The bookies currently put Trump's odds of winning the election at 55%.

If Trump wins, it seems clear there's better than even odds of him successfully transforming the US into a fully autocratic state. There's some chance that the "resistance" put up by liberals and the extended state apparatus will have some measure of success, but the greater moderating factor on Trump's success would be as always his ignorance and extremely narrow self-interest.

That combines to at least 1/4th odds overall.

So there's *at least* a 25% chance that those of us in the US will end up under a system far less constrained by liberal pretenses. This is not, as some inane bloviators like to suggest, a meaningless change. There's a marked difference between how, for example, Eric King was beaten in prison, and how anarchists in Belarus have been rounded up in mass and tortured in prisons. The composition and inclination of a state can vary quite a bit. Admitting that doesn't deny liberalism's monstrosity.

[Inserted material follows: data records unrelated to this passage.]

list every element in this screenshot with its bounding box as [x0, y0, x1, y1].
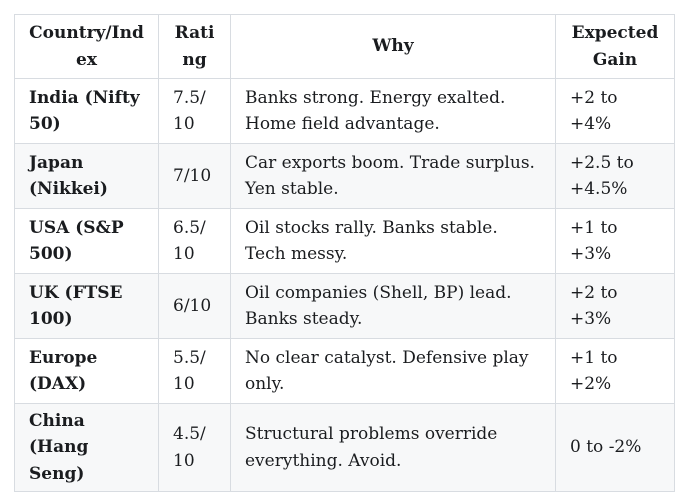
- table-row-japan: Japan (Nikkei) 7/10 Car exports boom. Tr…: [14, 143, 675, 209]
- column-header-country-index: Country/Index: [14, 14, 159, 79]
- table-header: Country/Index Rating Why Expected Gain: [14, 14, 675, 79]
- cell-why: Car exports boom. Trade surplus. Yen sta…: [230, 143, 556, 209]
- table-row-europe: Europe (DAX) 5.5/10 No clear catalyst. D…: [14, 338, 675, 404]
- cell-rating: 5.5/10: [158, 338, 231, 404]
- table-row-usa: USA (S&P 500) 6.5/10 Oil stocks rally. B…: [14, 208, 675, 274]
- cell-expected-gain: +2 to +4%: [555, 78, 675, 144]
- cell-why: Banks strong. Energy exalted. Home field…: [230, 78, 556, 144]
- cell-country: UK (FTSE 100): [14, 273, 159, 339]
- cell-expected-gain: +2 to +3%: [555, 273, 675, 339]
- cell-why: Structural problems override everything.…: [230, 402, 556, 492]
- cell-rating: 6.5/10: [158, 208, 231, 274]
- cell-country: Japan (Nikkei): [14, 143, 159, 209]
- cell-why: No clear catalyst. Defensive play only.: [230, 338, 556, 404]
- column-header-why: Why: [230, 14, 556, 79]
- table-row-india: India (Nifty 50) 7.5/10 Banks strong. En…: [14, 78, 675, 144]
- cell-country: Europe (DAX): [14, 338, 159, 404]
- cell-expected-gain: +1 to +3%: [555, 208, 675, 274]
- market-outlook-table: Country/Index Rating Why Expected Gain I…: [14, 14, 675, 492]
- cell-country: USA (S&P 500): [14, 208, 159, 274]
- cell-rating: 7/10: [158, 143, 231, 209]
- cell-why: Oil companies (Shell, BP) lead. Banks st…: [230, 273, 556, 339]
- column-header-rating: Rating: [158, 14, 231, 79]
- column-header-expected-gain: Expected Gain: [555, 14, 675, 79]
- cell-rating: 6/10: [158, 273, 231, 339]
- cell-why: Oil stocks rally. Banks stable. Tech mes…: [230, 208, 556, 274]
- header-row: Country/Index Rating Why Expected Gain: [14, 14, 675, 79]
- cell-rating: 7.5/10: [158, 78, 231, 144]
- table-row-china: China (Hang Seng) 4.5/10 Structural prob…: [14, 402, 675, 492]
- table-body: India (Nifty 50) 7.5/10 Banks strong. En…: [14, 78, 675, 492]
- cell-country: China (Hang Seng): [14, 402, 159, 492]
- table-row-uk: UK (FTSE 100) 6/10 Oil companies (Shell,…: [14, 273, 675, 339]
- cell-expected-gain: +2.5 to +4.5%: [555, 143, 675, 209]
- cell-rating: 4.5/10: [158, 402, 231, 492]
- cell-expected-gain: +1 to +2%: [555, 338, 675, 404]
- cell-expected-gain: 0 to -2%: [555, 402, 675, 492]
- cell-country: India (Nifty 50): [14, 78, 159, 144]
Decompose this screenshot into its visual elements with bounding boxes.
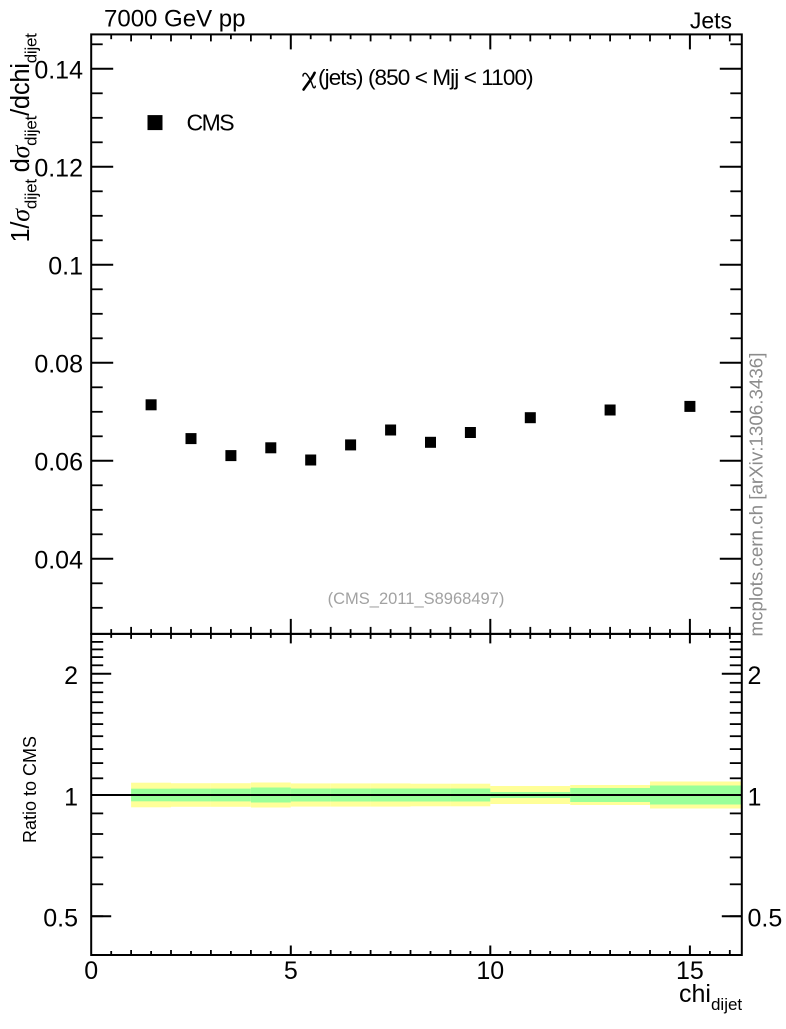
svg-text:0: 0 bbox=[84, 957, 98, 985]
svg-text:(jets) (850 < Mjj < 1100): (jets) (850 < Mjj < 1100) bbox=[318, 65, 533, 90]
svg-text:Jets: Jets bbox=[690, 8, 732, 34]
svg-text:10: 10 bbox=[476, 957, 504, 985]
svg-text:0.1: 0.1 bbox=[48, 252, 83, 280]
svg-text:2: 2 bbox=[64, 662, 78, 690]
svg-text:1: 1 bbox=[748, 783, 762, 811]
svg-text:(CMS_2011_S8968497): (CMS_2011_S8968497) bbox=[328, 590, 505, 608]
svg-text:Ratio to CMS: Ratio to CMS bbox=[20, 736, 40, 843]
svg-text:1: 1 bbox=[64, 783, 78, 811]
svg-text:0.04: 0.04 bbox=[34, 546, 83, 574]
svg-text:15: 15 bbox=[676, 957, 704, 985]
svg-text:0.08: 0.08 bbox=[34, 350, 83, 378]
svg-text:2: 2 bbox=[748, 662, 762, 690]
svg-text:CMS: CMS bbox=[187, 110, 235, 136]
svg-text:mcplots.cern.ch [arXiv:1306.34: mcplots.cern.ch [arXiv:1306.3436] bbox=[746, 353, 767, 637]
svg-text:5: 5 bbox=[284, 957, 298, 985]
svg-text:0.06: 0.06 bbox=[34, 448, 83, 476]
svg-text:0.14: 0.14 bbox=[34, 56, 83, 84]
svg-text:0.5: 0.5 bbox=[43, 905, 78, 933]
svg-text:0.5: 0.5 bbox=[748, 905, 783, 933]
svg-text:7000 GeV pp: 7000 GeV pp bbox=[104, 6, 245, 33]
svg-text:0.12: 0.12 bbox=[34, 154, 83, 182]
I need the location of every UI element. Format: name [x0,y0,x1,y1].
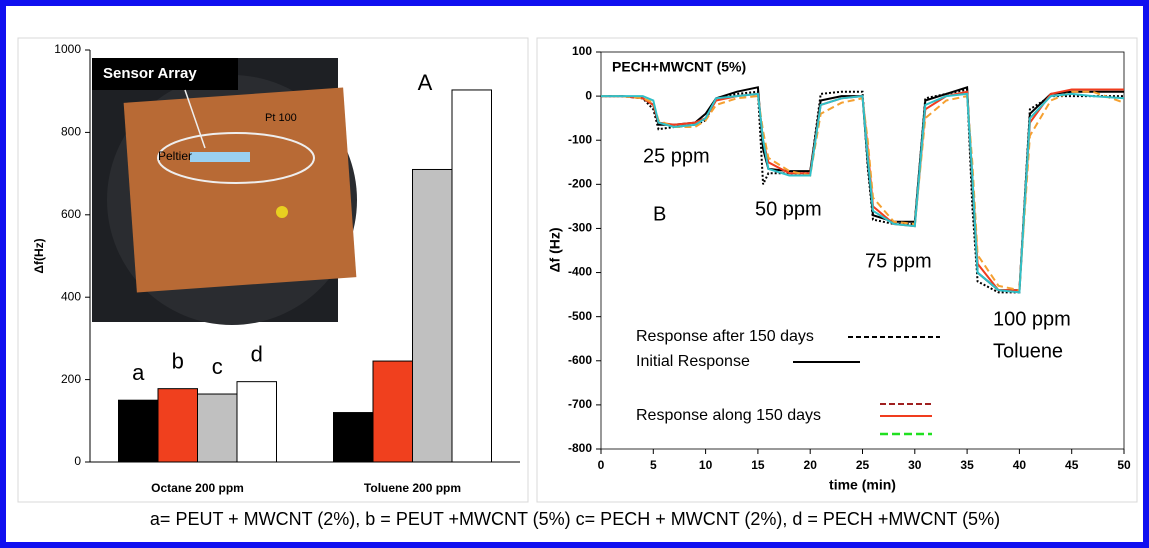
annotation: 75 ppm [865,250,932,272]
x-tick-label: Octane 200 ppm [151,481,244,495]
x-axis-label: time (min) [829,477,896,493]
x-tick-label: 0 [598,458,605,472]
y-tick-label: 600 [61,207,81,221]
annotation: A [418,70,433,95]
y-tick-label: 400 [61,289,81,303]
y-tick-label: -700 [568,397,592,411]
x-tick-label: 25 [856,458,870,472]
x-tick-label: 30 [908,458,922,472]
annotation: 100 ppm [993,308,1071,330]
x-tick-label: 10 [699,458,713,472]
bar [372,360,413,463]
panel-a-box [17,37,529,503]
bar [333,412,374,463]
y-tick-label: -300 [568,221,592,235]
annotation: B [653,203,666,225]
chart-title: PECH+MWCNT (5%) [612,59,746,75]
y-tick-label: 0 [74,454,81,468]
y-tick-label: -100 [568,132,592,146]
x-tick-label: 40 [1013,458,1027,472]
bar [118,399,159,463]
inset-label: Pt 100 [265,112,297,124]
series-label: c [212,354,223,379]
inset-label: Sensor Array [103,65,197,82]
bar [451,89,492,463]
inset-photo [92,58,357,325]
y-tick-label: -200 [568,177,592,191]
y-tick-label: 0 [585,88,592,102]
y-tick-label: -500 [568,309,592,323]
x-tick-label: Toluene 200 ppm [364,481,461,495]
bar [236,381,277,463]
annotation: 25 ppm [643,145,710,167]
y-tick-label: -600 [568,353,592,367]
y-axis-label: Δf (Hz) [547,227,563,272]
x-tick-label: 50 [1117,458,1131,472]
legend-label: Response after 150 days [636,328,814,345]
y-axis-label: Δf(Hz) [32,238,46,273]
bar [157,388,198,463]
line [601,92,1125,294]
caption: a= PEUT + MWCNT (2%), b = PEUT +MWCNT (5… [150,509,1000,529]
legend-label: Initial Response [636,353,750,370]
inset-label: Peltier [158,149,192,163]
y-tick-label: 200 [61,372,81,386]
annotation: 50 ppm [755,198,822,220]
series-label: d [251,341,263,366]
y-tick-label: -800 [568,441,592,455]
bar [197,393,238,463]
y-tick-label: 100 [572,44,592,58]
x-tick-label: 35 [960,458,974,472]
x-tick-label: 20 [804,458,818,472]
annotation: Toluene [993,340,1063,362]
x-tick-label: 45 [1065,458,1079,472]
bar [412,168,453,463]
x-tick-label: 15 [751,458,765,472]
panel-b-box [536,37,1138,503]
y-tick-label: -400 [568,265,592,279]
x-tick-label: 5 [650,458,657,472]
legend-label: Response along 150 days [636,407,821,424]
series-label: b [172,348,184,373]
y-tick-label: 800 [61,125,81,139]
y-tick-label: 1000 [54,42,81,56]
series-label: a [132,360,145,385]
line [601,90,1125,292]
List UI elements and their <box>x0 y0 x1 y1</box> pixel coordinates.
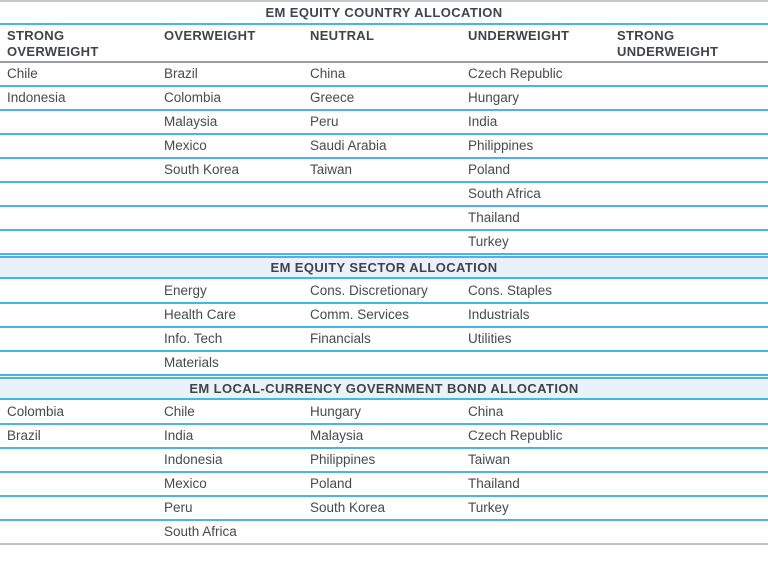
table-cell: Thailand <box>468 476 520 491</box>
table-cell: Philippines <box>310 452 376 467</box>
table-row: Indonesia Colombia Greece Hungary <box>0 87 768 111</box>
table-cell: Peru <box>164 500 193 515</box>
table-cell: Philippines <box>468 138 534 153</box>
section-title-band: EM EQUITY SECTOR ALLOCATION <box>0 256 768 279</box>
column-header: NEUTRAL <box>310 28 375 43</box>
table-cell: Materials <box>164 355 219 370</box>
table-cell: Cons. Staples <box>468 283 553 298</box>
section-title-band: EM LOCAL-CURRENCY GOVERNMENT BOND ALLOCA… <box>0 377 768 400</box>
table-cell: Greece <box>310 90 355 105</box>
table-row: Info. Tech Financials Utilities <box>0 328 768 352</box>
table-cell: Thailand <box>468 210 520 225</box>
column-header: UNDERWEIGHT <box>468 28 570 43</box>
table-cell: Czech Republic <box>468 428 563 443</box>
section-title-band: EM EQUITY COUNTRY ALLOCATION <box>0 2 768 25</box>
table-cell: Industrials <box>468 307 530 322</box>
table-cell: Taiwan <box>310 162 353 177</box>
column-header: STRONG UNDERWEIGHT <box>617 28 719 59</box>
table-cell: Info. Tech <box>164 331 223 346</box>
allocation-report: EM EQUITY COUNTRY ALLOCATION STRONG OVERW… <box>0 0 768 545</box>
table-cell: Utilities <box>468 331 512 346</box>
table-row: South Korea Taiwan Poland <box>0 159 768 183</box>
table-cell: Brazil <box>164 66 198 81</box>
table-cell: Financials <box>310 331 371 346</box>
table-cell: Peru <box>310 114 339 129</box>
table-row: South Africa <box>0 183 768 207</box>
table-cell: Hungary <box>468 90 520 105</box>
table-cell: Saudi Arabia <box>310 138 387 153</box>
table-cell: Brazil <box>7 428 41 443</box>
column-header: STRONG OVERWEIGHT <box>7 28 99 59</box>
table-cell: Chile <box>164 404 195 419</box>
table-cell: South Korea <box>164 162 240 177</box>
table-cell: Malaysia <box>164 114 218 129</box>
allocation-table-body: EM EQUITY COUNTRY ALLOCATION STRONG OVERW… <box>0 2 768 545</box>
table-cell: Colombia <box>7 404 65 419</box>
table-cell: Taiwan <box>468 452 511 467</box>
top-rule <box>0 0 768 2</box>
table-cell: Mexico <box>164 138 207 153</box>
table-cell: Malaysia <box>310 428 364 443</box>
table-row: Malaysia Peru India <box>0 111 768 135</box>
table-cell: Comm. Services <box>310 307 410 322</box>
table-cell: Indonesia <box>164 452 223 467</box>
table-row: Indonesia Philippines Taiwan <box>0 449 768 473</box>
table-cell: Indonesia <box>7 90 66 105</box>
table-cell: South Africa <box>468 186 541 201</box>
column-header-row: STRONG OVERWEIGHT OVERWEIGHT NEUTRAL UNDERW… <box>0 26 768 63</box>
table-cell: South Korea <box>310 500 386 515</box>
table-row: Mexico Poland Thailand <box>0 473 768 497</box>
table-row: Turkey <box>0 231 768 255</box>
table-cell: India <box>164 428 194 443</box>
table-cell: Czech Republic <box>468 66 563 81</box>
table-row: Chile Brazil China Czech Republic <box>0 63 768 87</box>
table-row: Mexico Saudi Arabia Philippines <box>0 135 768 159</box>
table-row: Thailand <box>0 207 768 231</box>
table-cell: Turkey <box>468 500 509 515</box>
table-row: South Africa <box>0 521 768 545</box>
table-row: Health Care Comm. Services Industrials <box>0 304 768 328</box>
table-cell: Turkey <box>468 234 509 249</box>
table-row: Peru South Korea Turkey <box>0 497 768 521</box>
table-cell: Chile <box>7 66 38 81</box>
table-cell: Health Care <box>164 307 237 322</box>
table-cell: Cons. Discretionary <box>310 283 428 298</box>
table-cell: Energy <box>164 283 207 298</box>
table-cell: China <box>310 66 346 81</box>
table-row: Brazil India Malaysia Czech Republic <box>0 425 768 449</box>
table-row: Colombia Chile Hungary China <box>0 401 768 425</box>
table-cell: China <box>468 404 504 419</box>
table-row: Energy Cons. Discretionary Cons. Staples <box>0 280 768 304</box>
column-header: OVERWEIGHT <box>164 28 256 43</box>
table-cell: Colombia <box>164 90 222 105</box>
table-cell: Hungary <box>310 404 362 419</box>
table-cell: Poland <box>310 476 353 491</box>
table-cell: South Africa <box>164 524 237 539</box>
table-cell: Poland <box>468 162 511 177</box>
table-cell: India <box>468 114 498 129</box>
table-cell: Mexico <box>164 476 207 491</box>
table-row: Materials <box>0 352 768 376</box>
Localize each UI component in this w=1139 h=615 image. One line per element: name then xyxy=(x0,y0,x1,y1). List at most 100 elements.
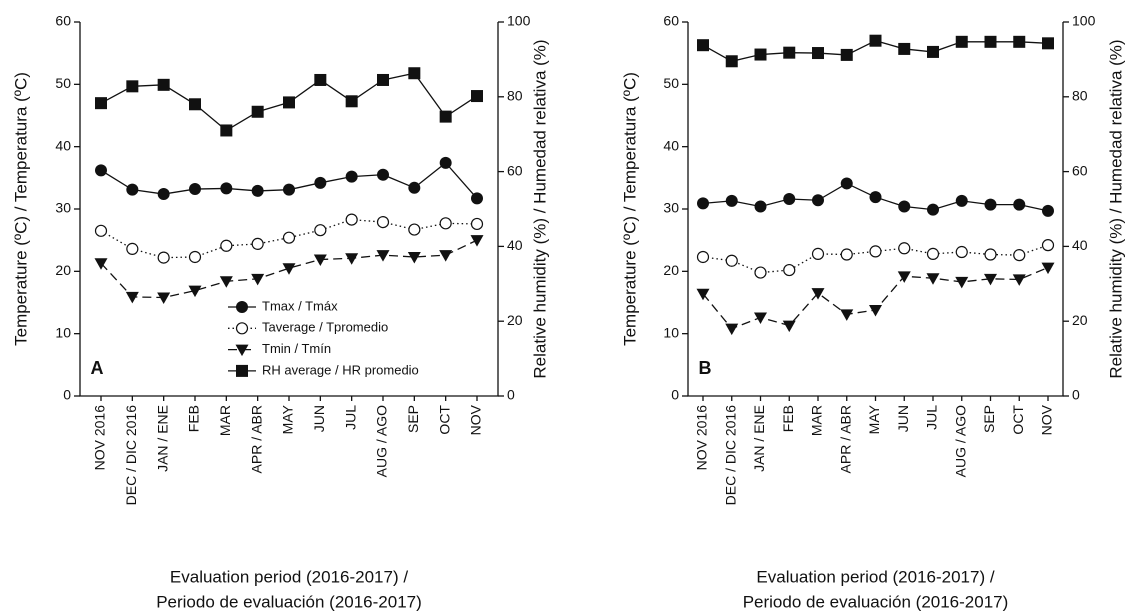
y-tick-label: 10 xyxy=(55,324,71,340)
marker xyxy=(471,90,483,103)
marker xyxy=(282,231,296,244)
marker xyxy=(94,224,108,237)
marker xyxy=(840,177,853,190)
y-tick-label: 0 xyxy=(671,387,679,403)
marker xyxy=(1041,239,1055,252)
marker xyxy=(408,67,421,80)
series xyxy=(696,262,1055,336)
marker xyxy=(283,96,295,109)
marker xyxy=(125,291,139,304)
marker xyxy=(439,250,453,262)
marker xyxy=(95,97,107,110)
marker xyxy=(697,39,709,52)
y-tick-label: 50 xyxy=(663,75,679,91)
marker xyxy=(725,323,739,336)
marker xyxy=(783,193,796,206)
marker xyxy=(220,239,233,252)
legend-marker xyxy=(235,322,249,335)
y-axis-label: Temperature (ºC) / Temperatura (ºC) xyxy=(11,72,30,346)
y2-tick-label: 100 xyxy=(507,13,531,29)
marker xyxy=(840,309,854,321)
marker xyxy=(955,194,968,207)
marker xyxy=(220,182,233,195)
marker xyxy=(157,251,170,264)
series xyxy=(94,213,484,264)
legend-label: Tmin / Tmín xyxy=(262,341,331,356)
marker xyxy=(898,42,911,55)
marker xyxy=(812,194,824,207)
marker xyxy=(984,35,997,48)
marker xyxy=(157,78,170,91)
marker xyxy=(470,217,484,231)
marker xyxy=(126,183,139,196)
legend-marker xyxy=(235,344,249,357)
marker xyxy=(984,273,997,286)
y2-tick-label: 20 xyxy=(1072,312,1088,328)
y2-axis-label: Relative humidity (%) / Humedad relativa… xyxy=(1106,39,1125,378)
legend-label: Tmax / Tmáx xyxy=(262,298,338,313)
marker xyxy=(408,181,421,194)
marker xyxy=(251,105,264,118)
marker xyxy=(283,183,295,196)
x-tick-label: OCT xyxy=(1010,405,1026,435)
marker xyxy=(697,197,709,210)
marker xyxy=(869,191,882,204)
marker xyxy=(407,251,421,264)
x-tick-label: MAR xyxy=(217,405,233,436)
y2-tick-label: 60 xyxy=(507,162,523,178)
y2-tick-label: 80 xyxy=(1072,88,1088,104)
y-tick-label: 40 xyxy=(55,137,71,153)
marker xyxy=(157,292,171,305)
x-tick-label: DEC / DIC 2016 xyxy=(123,405,139,506)
y2-tick-label: 40 xyxy=(1072,237,1088,253)
marker xyxy=(926,273,940,285)
marker xyxy=(188,250,202,264)
legend-label: RH average / HR promedio xyxy=(262,362,419,377)
x-tick-label: JAN / ENE xyxy=(751,405,767,472)
marker xyxy=(1041,262,1055,275)
marker xyxy=(1012,274,1026,286)
x-tick-label: JUL xyxy=(342,405,358,430)
panel-label: B xyxy=(699,358,712,378)
x-tick-label: OCT xyxy=(436,405,452,435)
marker xyxy=(725,254,738,267)
x-tick-label: NOV xyxy=(1039,404,1055,435)
marker xyxy=(251,237,264,251)
legend-marker xyxy=(236,301,248,313)
marker xyxy=(126,242,139,255)
marker xyxy=(314,73,327,86)
marker xyxy=(725,55,738,68)
marker xyxy=(696,288,710,301)
marker xyxy=(439,156,452,169)
series-line xyxy=(702,266,1049,330)
series xyxy=(697,177,1054,217)
y-tick-label: 20 xyxy=(55,262,71,278)
marker xyxy=(376,250,390,262)
x-tick-label: NOV xyxy=(468,404,484,435)
marker xyxy=(754,48,767,61)
x-tick-label: APR / ABR xyxy=(837,405,853,473)
y2-tick-label: 40 xyxy=(507,237,523,253)
marker xyxy=(811,247,825,260)
marker xyxy=(984,198,997,211)
marker xyxy=(188,285,202,298)
marker xyxy=(927,45,939,58)
y2-axis-label: Relative humidity (%) / Humedad relativa… xyxy=(530,39,549,378)
marker xyxy=(869,304,882,317)
marker xyxy=(345,253,359,265)
panel-label: A xyxy=(91,358,104,378)
marker xyxy=(470,235,484,247)
y-tick-label: 0 xyxy=(63,387,71,403)
marker xyxy=(95,164,107,177)
x-tick-label: JUN xyxy=(311,405,327,432)
axis-frame xyxy=(687,22,1064,397)
marker xyxy=(282,263,296,275)
series xyxy=(95,156,483,205)
marker xyxy=(439,110,452,123)
x-tick-label: MAY xyxy=(280,404,296,434)
marker xyxy=(94,258,108,270)
marker xyxy=(345,95,358,108)
marker xyxy=(897,271,911,283)
y2-tick-label: 0 xyxy=(507,387,515,403)
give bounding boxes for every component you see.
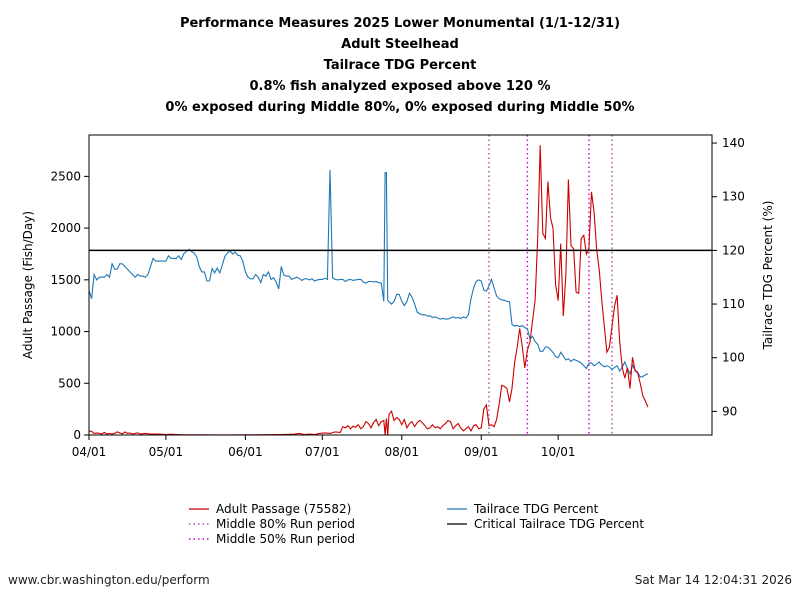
y-tick-label: 2500	[50, 169, 81, 183]
footer-timestamp: Sat Mar 14 12:04:31 2026	[634, 573, 792, 587]
y-axis-label: Adult Passage (Fish/Day)	[21, 211, 35, 359]
passage-series-line	[88, 145, 649, 436]
chart-title: Performance Measures 2025 Lower Monument…	[179, 16, 621, 31]
chart-subtitle-run-periods: 0% exposed during Middle 80%, 0% exposed…	[165, 100, 635, 115]
y2-axis-label: Tailrace TDG Percent (%)	[761, 201, 775, 351]
y-tick-label: 0	[73, 428, 81, 442]
y-tick-label: 2000	[50, 221, 81, 235]
x-tick-label: 10/01	[541, 445, 576, 459]
plot-frame	[88, 134, 713, 436]
legend-passage-label: Adult Passage (75582)	[216, 502, 351, 516]
legend-critical-label: Critical Tailrace TDG Percent	[474, 517, 644, 531]
legend-middle80-label: Middle 80% Run period	[216, 517, 355, 531]
chart-subtitle-measure: Tailrace TDG Percent	[323, 58, 477, 73]
legend-middle50-label: Middle 50% Run period	[216, 532, 355, 546]
y2-tick-label: 110	[722, 297, 745, 311]
y-tick-label: 1000	[50, 325, 81, 339]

What's so annoying in these discussions is how a certain number of people are so desperate for rhetorical utility in the short-term near-discursive context. They prioritize avoiding any words that might be seen as letting liberalism off the hook, that they have to posture about how the US is already maximally fascist.

Gotta score points dunking on the libs on twitter today, who cares about strategic preparation for futures to come.

@rechelon some of these are the same people who like to compare Israel (fascist, not Nazi) to Nazi Germany. The refusal to admit there are different degrees of evil is not helpful. Things can always be worse. I think pollsters still haven't fixed issues with their methodology post 2016 that makes them tend to overestimate the GOP. But even a 15% chance of us going the direction of Hungary or Russia is something one actually has to prepare for.
@rechelon Right now we need to be combative and explicit in reclaiming precision of language where required.
@rechelon For instance, I don't know any anarchists in the USA. Fascism boldly destroys massive demonstrations of anarchist protest, but liberalism is a quieter poison, trapping us in situations where we are forced to be individuals and stripped of community. In a way, fascism is what liberalism becomes when we start getting effective at resisting it. Their brutal violence always comes forward, when they can no longer control us with smart words.